Anger seemed to be boiling up again, but as one female student put it, "Then we had our first real football game, and everybody just kind of forgot about it."

The truce lasted throughout the football season. Then on Nov. 30, the main building at Jena High burned down, apparently at the hands of an arsonist -- though it has still not been determined whether those hands were black or white.

A couple of days later, there was a fight in the parking lot of a convenience store in a black neighborhood. A white student at Jena High, Matt Windham, later told police he felt threatened by three black students. Windham ran to his pickup truck, where he had a shotgun; three black students wrestled it away from him.

As Ms. Phillips reported: "Jena's small black community was watching to see what charges would be brought against the white student with the gun. But there were none. Instead, the three black students were the ones accused -- among the charges, aggravated second-degree battery, assault, disturbing the peace and theft of the weapon. Nearly a year later, those cases have yet to go to trial."

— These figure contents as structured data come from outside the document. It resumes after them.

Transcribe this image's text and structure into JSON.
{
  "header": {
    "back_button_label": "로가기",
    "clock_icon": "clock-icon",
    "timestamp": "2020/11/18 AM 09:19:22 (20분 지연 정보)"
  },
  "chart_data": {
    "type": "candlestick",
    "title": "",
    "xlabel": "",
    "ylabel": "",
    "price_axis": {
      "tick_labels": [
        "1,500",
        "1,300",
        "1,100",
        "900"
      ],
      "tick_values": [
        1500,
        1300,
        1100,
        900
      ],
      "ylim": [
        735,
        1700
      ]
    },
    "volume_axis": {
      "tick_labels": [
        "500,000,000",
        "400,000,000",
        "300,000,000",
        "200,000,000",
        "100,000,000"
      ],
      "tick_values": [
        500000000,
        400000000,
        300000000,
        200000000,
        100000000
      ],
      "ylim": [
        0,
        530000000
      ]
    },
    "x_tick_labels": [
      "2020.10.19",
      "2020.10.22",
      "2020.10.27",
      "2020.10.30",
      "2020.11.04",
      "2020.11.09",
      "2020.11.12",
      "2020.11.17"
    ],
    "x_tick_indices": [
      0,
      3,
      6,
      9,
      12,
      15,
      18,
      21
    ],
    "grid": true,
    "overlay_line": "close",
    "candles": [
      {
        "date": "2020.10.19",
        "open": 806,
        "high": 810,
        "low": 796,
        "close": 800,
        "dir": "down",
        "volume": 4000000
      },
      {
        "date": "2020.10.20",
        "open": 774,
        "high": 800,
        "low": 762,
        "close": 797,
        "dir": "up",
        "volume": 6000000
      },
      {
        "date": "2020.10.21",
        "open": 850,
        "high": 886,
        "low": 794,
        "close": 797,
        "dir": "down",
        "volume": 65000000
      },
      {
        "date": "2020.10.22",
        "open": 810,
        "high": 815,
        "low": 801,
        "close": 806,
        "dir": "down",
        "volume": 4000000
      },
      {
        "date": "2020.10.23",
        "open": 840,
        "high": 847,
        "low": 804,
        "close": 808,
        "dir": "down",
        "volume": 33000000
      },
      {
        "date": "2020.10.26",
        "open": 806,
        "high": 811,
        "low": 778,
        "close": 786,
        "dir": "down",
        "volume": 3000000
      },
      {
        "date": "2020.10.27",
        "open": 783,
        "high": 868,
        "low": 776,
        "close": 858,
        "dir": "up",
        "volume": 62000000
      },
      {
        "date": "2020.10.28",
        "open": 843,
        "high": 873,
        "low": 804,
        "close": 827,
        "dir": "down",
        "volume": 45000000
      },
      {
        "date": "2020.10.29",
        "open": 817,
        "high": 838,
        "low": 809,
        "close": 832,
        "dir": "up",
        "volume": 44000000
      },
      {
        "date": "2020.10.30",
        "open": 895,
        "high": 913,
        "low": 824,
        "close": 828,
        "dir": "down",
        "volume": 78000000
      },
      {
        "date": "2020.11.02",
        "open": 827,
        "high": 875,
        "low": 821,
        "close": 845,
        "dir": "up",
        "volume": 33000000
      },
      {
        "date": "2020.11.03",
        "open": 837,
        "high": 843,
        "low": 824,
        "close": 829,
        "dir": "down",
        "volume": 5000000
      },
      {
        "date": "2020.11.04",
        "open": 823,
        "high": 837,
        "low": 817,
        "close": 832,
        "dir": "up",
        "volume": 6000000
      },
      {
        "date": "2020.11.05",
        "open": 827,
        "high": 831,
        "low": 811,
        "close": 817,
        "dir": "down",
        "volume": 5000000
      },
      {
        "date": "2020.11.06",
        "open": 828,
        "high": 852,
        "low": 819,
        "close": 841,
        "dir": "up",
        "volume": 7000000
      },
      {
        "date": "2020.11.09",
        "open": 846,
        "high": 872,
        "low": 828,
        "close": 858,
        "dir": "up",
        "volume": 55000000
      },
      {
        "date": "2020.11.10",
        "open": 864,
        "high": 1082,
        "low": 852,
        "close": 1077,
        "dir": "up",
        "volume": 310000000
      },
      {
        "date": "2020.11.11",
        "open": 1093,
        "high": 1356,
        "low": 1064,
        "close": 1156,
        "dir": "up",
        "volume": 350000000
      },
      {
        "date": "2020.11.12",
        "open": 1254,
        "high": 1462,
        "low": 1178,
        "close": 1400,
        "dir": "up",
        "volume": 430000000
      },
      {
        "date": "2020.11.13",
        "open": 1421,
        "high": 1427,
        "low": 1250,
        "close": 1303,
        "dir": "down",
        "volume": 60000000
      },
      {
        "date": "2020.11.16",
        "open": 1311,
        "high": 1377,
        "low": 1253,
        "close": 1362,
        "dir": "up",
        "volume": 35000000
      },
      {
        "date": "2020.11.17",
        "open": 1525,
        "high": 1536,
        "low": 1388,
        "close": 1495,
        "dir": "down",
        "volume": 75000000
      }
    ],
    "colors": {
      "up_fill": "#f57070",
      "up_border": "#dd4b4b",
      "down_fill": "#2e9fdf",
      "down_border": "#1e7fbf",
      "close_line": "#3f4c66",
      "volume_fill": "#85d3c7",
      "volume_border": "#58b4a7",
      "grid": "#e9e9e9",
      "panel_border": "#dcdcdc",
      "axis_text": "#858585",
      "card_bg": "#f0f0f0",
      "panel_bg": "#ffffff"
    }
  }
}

Then on Monday, Dec. 4, came the incident that led to Jena's unwelcome notoriety. A group of black students badly beat a single white student, Justin Barker, sending him to the hospital unconscious. One witness told CNN: "He was making racial slurs, and they had enough of it. And they took action." Another witness said, "A lot of the blacks, if not all, that was standing started kicking him and pushing him down. When he got knocked out, they still kicked him just as hard."

One thanks the good Lord for the football games, and for the church services every Sunday.